Quand le président Kaïs Saïed déclare que «le peuple tunisien est seul capable de faire le diagnostic de la situation dans son pays et d’identifier les remèdes pour faire face à tous les problèmes», comment les partenaires internationaux de la Tunisie, y compris le FMI, vont-ils interpréter son souverainisme mâtiné de populisme, alors qu’il ne cesse de tendre la main à l’aide internationale, tout en lançant des cris d’orfraie contre l’ingérence étrangère.
Par Imed Bahri
Lors de sa rencontre, vendredi 20 janvier 2023 au Palais de Carthage, avec la cheffe du gouvernement Najla Bouden, la ministre des Finances Sihem Boughdiri et le gouverneur de la Banque centrale Marouane Abassi, qui venaient de représenter la Tunisie au Forum économique de Davos, en Suisse, le président de la république Kaïs Saïed a déclaré : «Le peuple tunisien est seul capable de faire le diagnostic de la situation dans son pays et d’identifier les remèdes pour faire face à tous les problèmes».
Cette rencontre était consacrée aux résultats de la participation de la délégation tunisienne à cet événement et ses rencontres avec des responsables étrangers, «qui ont permis de réaliser de nombreux résultats positifs, notamment la clarification de la situation économique et financière de la Tunisie», indique le communiqué de la présidence de la république.

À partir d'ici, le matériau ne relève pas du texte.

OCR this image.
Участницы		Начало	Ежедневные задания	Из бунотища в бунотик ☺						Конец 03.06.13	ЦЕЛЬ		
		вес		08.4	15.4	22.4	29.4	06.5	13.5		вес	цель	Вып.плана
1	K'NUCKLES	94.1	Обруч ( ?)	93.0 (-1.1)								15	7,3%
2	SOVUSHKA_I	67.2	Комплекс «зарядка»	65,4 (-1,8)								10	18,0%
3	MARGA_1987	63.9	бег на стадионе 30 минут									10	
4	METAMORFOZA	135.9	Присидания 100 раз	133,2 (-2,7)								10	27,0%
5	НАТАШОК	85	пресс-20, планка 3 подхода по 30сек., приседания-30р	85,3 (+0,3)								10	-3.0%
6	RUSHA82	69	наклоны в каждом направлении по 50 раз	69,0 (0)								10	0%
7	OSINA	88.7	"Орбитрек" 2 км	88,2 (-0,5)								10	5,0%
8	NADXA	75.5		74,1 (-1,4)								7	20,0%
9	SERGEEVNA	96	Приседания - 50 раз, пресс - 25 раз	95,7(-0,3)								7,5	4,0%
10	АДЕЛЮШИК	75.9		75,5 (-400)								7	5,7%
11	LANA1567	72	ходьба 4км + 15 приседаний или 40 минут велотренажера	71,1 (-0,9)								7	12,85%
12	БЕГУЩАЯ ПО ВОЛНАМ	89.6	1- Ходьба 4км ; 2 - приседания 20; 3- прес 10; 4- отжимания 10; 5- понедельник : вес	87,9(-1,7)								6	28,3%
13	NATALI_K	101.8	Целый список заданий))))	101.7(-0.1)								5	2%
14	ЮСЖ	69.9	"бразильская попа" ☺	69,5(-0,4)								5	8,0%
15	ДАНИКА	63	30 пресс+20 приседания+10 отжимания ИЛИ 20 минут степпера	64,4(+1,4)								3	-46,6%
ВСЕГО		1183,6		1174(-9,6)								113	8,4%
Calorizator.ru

La corruption, encore et encore !
La rencontre a été également l’occasion d’«examiner de nombreux dossiers, et particulièrement, ceux de la corruption dans de nombreux secteurs et la nécessité de faire face à tous les corrupteurs qui se croient au-dessus des lois», ajoute le communiqué dans une formule redondante que les Tunisiens se sont lassés d’entendre de la bouche du président de la république dont la présumée guerre contre la corruption n’avance guère, puisqu’on attend toujours la révélation des affaires souvent évoquées de manière vague et sans citer des noms.

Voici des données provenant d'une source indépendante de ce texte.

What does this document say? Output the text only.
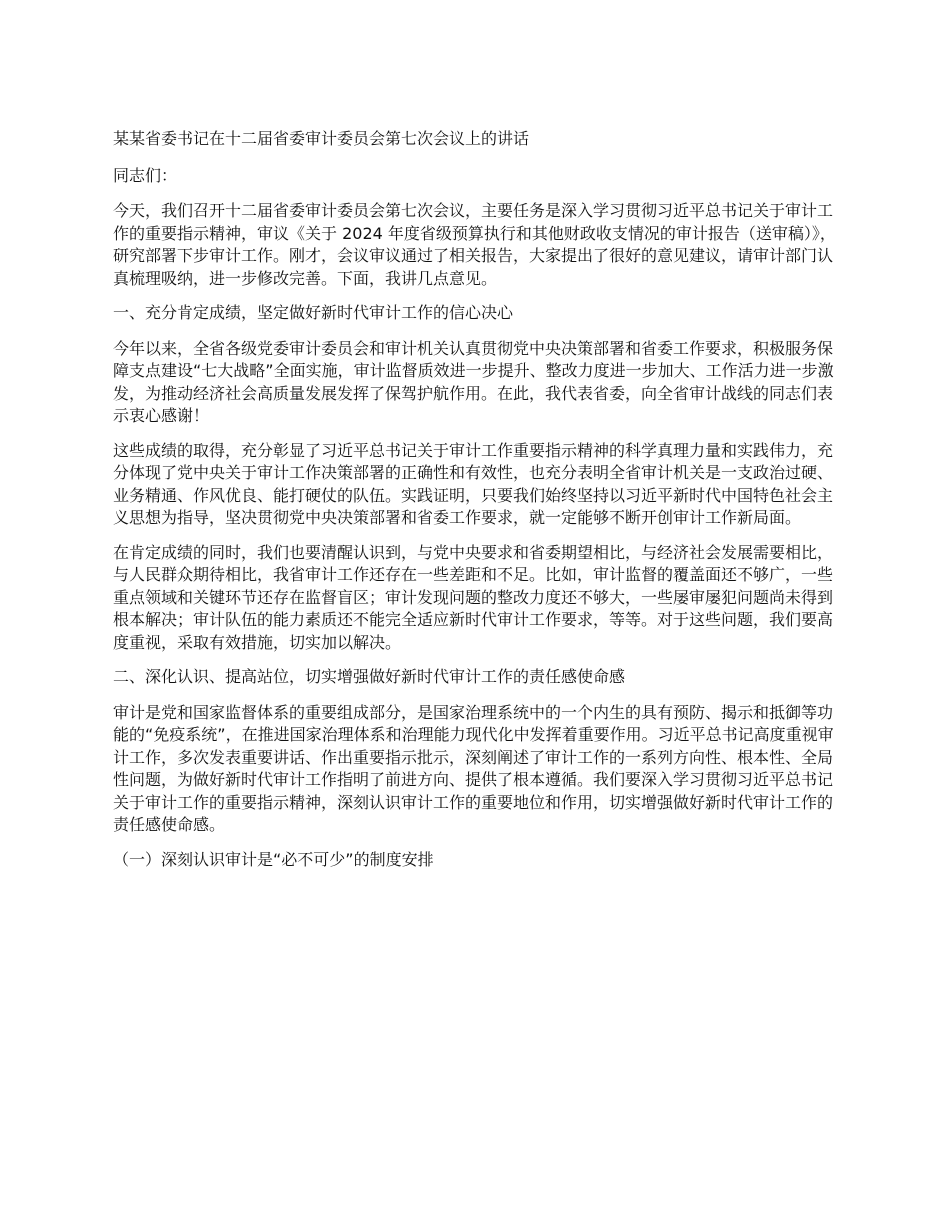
某某省委书记在十二届省委审计委员会第七次会议上的讲话

同志们：

今天，我们召开十二届省委审计委员会第七次会议，主要任务是深入学习贯彻习近平总书记关于审计工作的重要指示精神，审议《关于 2024 年度省级预算执行和其他财政收支情况的审计报告（送审稿）》，研究部署下步审计工作。刚才，会议审议通过了相关报告，大家提出了很好的意见建议，请审计部门认真梳理吸纳，进一步修改完善。下面，我讲几点意见。

一、充分肯定成绩，坚定做好新时代审计工作的信心决心

今年以来，全省各级党委审计委员会和审计机关认真贯彻党中央决策部署和省委工作要求，积极服务保障支点建设“七大战略”全面实施，审计监督质效进一步提升、整改力度进一步加大、工作活力进一步激发，为推动经济社会高质量发展发挥了保驾护航作用。在此，我代表省委，向全省审计战线的同志们表示衷心感谢！

这些成绩的取得，充分彰显了习近平总书记关于审计工作重要指示精神的科学真理力量和实践伟力，充分体现了党中央关于审计工作决策部署的正确性和有效性，也充分表明全省审计机关是一支政治过硬、业务精通、作风优良、能打硬仗的队伍。实践证明，只要我们始终坚持以习近平新时代中国特色社会主义思想为指导，坚决贯彻党中央决策部署和省委工作要求，就一定能够不断开创审计工作新局面。

在肯定成绩的同时，我们也要清醒认识到，与党中央要求和省委期望相比，与经济社会发展需要相比，与人民群众期待相比，我省审计工作还存在一些差距和不足。比如，审计监督的覆盖面还不够广，一些重点领域和关键环节还存在监督盲区；审计发现问题的整改力度还不够大，一些屡审屡犯问题尚未得到根本解决；审计队伍的能力素质还不能完全适应新时代审计工作要求，等等。对于这些问题，我们要高度重视，采取有效措施，切实加以解决。

二、深化认识、提高站位，切实增强做好新时代审计工作的责任感使命感

审计是党和国家监督体系的重要组成部分，是国家治理系统中的一个内生的具有预防、揭示和抵御等功能的“免疫系统”，在推进国家治理体系和治理能力现代化中发挥着重要作用。习近平总书记高度重视审计工作，多次发表重要讲话、作出重要指示批示，深刻阐述了审计工作的一系列方向性、根本性、全局性问题，为做好新时代审计工作指明了前进方向、提供了根本遵循。我们要深入学习贯彻习近平总书记关于审计工作的重要指示精神，深刻认识审计工作的重要地位和作用，切实增强做好新时代审计工作的责任感使命感。

（一）深刻认识审计是“必不可少”的制度安排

La rencontre a aussi permis, ajoute le communiqué de la présidence, de «passer en revue le fonctionnement de certains services publics, en insistant sur la nécessité pour les responsables d’assumer entièrement leurs responsabilités afin de garantir le bon fonctionnement de ces services».
Bien que redondante et vague elle aussi, cette phrase a au moins le mérite de reconnaître que certains services publics ne fonctionnent pas de manière satisfaisante. Cependant, le président de la république et les autres membres du l’exécutif ne nous disent pas ce qu’ils prévoient comme mesures concrètes pour garantir un meilleur fonctionnement des services publics les plus décriés par les citoyens, qui en subissent quotidiennement les désagréments.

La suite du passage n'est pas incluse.